The 6-3 majority was led by all four liberal justices, joined by centrist Justice Kennedy, with a concurrence from Justice Scalia. Justices OConnor, Rehnquist and Thomas dissented, with Thomas writing a separate dissent which was the best opinion in the case. While many people may focus on the drug aspect of this case- the principle that the majority was trying reaffirm was far more dangerous than even the drug war- as long as the Congress can frame its legislation in a clever enough way, if can regulate any activity, in any facet of life.
Gonzales v. Raich is the result of the convergence of two disturbing lines of cases. One line began with Champion v. Ames, where the Supreme Court held that Congress had the power to ban the interstate shipment of lottery tickets, even though Congress’ goal had nothing to do with the original reason for the commerce clause. Second, in Wickard v. Filburn, the Court approved congressional regulation of a single individual growing food for consumption on his own farm. The Court’s rationale was that the farmer’s isolated activity, if aggregated with other such isolated activities, would substantially affect interstate commerce. If one combines these two lines of cases, then Congress can regulate or ban any item from interstate shipment, no matter what its reason, and it can regulate any activity by any individual that, aggregated with other similar activities, would help make the national regulatory scheme more effective. To put it simply-it is a perfect storm of unlimited Congressional power.
Due to the convergence of this unlimited power, Ms. Raich’s small attempt to ease her own pain amazingly became a matter of national concern and national regulation. Since, under Ames, Congress could regulated controlled substances in interstate commerce, and since Ms. Raich’s attempt to grow some marijuana for herself was not that different from the farmer making food for himself on his farm, the federal government had the power to punish Ms. Raich. This result must be amazing to any non-lawyer, but this is the actual mess that the Supreme Court has turned the commerce clause into.

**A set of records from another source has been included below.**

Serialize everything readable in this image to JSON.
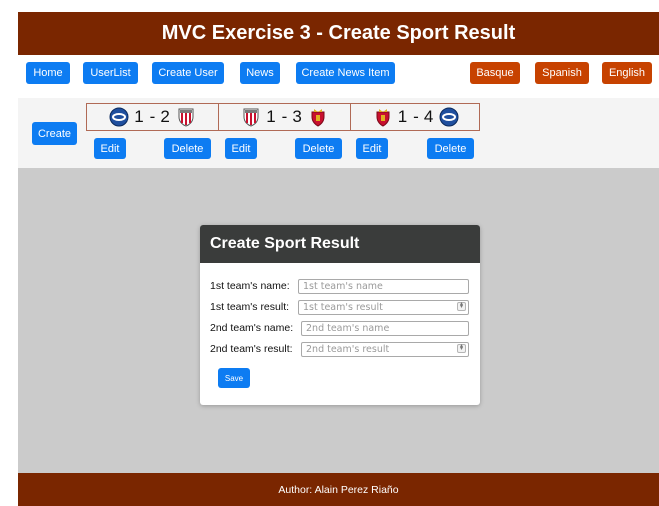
{
  "header": {
    "title": "MVC Exercise 3 - Create Sport Result"
  },
  "nav": {
    "left": [
      {
        "label": "Home"
      },
      {
        "label": "UserList"
      },
      {
        "label": "Create User"
      },
      {
        "label": "News"
      },
      {
        "label": "Create News Item"
      }
    ],
    "languages": [
      {
        "label": "Basque"
      },
      {
        "label": "Spanish"
      },
      {
        "label": "English"
      }
    ]
  },
  "results": {
    "create_label": "Create",
    "edit_label": "Edit",
    "delete_label": "Delete",
    "items": [
      {
        "team1_icon": "blue-crest-icon",
        "team1_result": "1",
        "separator": "-",
        "team2_result": "2",
        "team2_icon": "striped-crest-icon"
      },
      {
        "team1_icon": "striped-crest-icon",
        "team1_result": "1",
        "separator": "-",
        "team2_result": "3",
        "team2_icon": "red-crest-icon"
      },
      {
        "team1_icon": "red-crest-icon",
        "team1_result": "1",
        "separator": "-",
        "team2_result": "4",
        "team2_icon": "blue-crest-icon"
      }
    ]
  },
  "form": {
    "title": "Create Sport Result",
    "fields": [
      {
        "label": "1st team's name:",
        "placeholder": "1st team's name"
      },
      {
        "label": "1st team's result:",
        "placeholder": "1st team's result"
      },
      {
        "label": "2nd team's name:",
        "placeholder": "2nd team's name"
      },
      {
        "label": "2nd team's result:",
        "placeholder": "2nd team's result"
      }
    ],
    "save_label": "Save"
  },
  "footer": {
    "text": "Author: Alain Perez Riaño"
  },
  "colors": {
    "header_bg": "#7a2600",
    "nav_button": "#0d7cf2",
    "language_button": "#c74200",
    "card_header": "#3a3c3b",
    "page_bg": "#cbcbcb"
  }
}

When this case came up for oral argument, I posted about this topic here and almost everyone agreed that Ms. Raich was right here, and the federal government was wrong. Yet, when I tried to explain that to the liberals on the Court, the idea of unlimited federal power is the most important constitutional value- no one seemed to believe me. Well, my friends, the proof is in the pudding. The quest to expand the power of the national government has trampled on the original reason for the commerce clause; destroyed all notions of enumerated powers; and today, it ran roughshod over the rights of a woman with brain cancer, for whom medical marijuana gave the only serious prospect of a decent life. Thats progressive jurisprudence for you.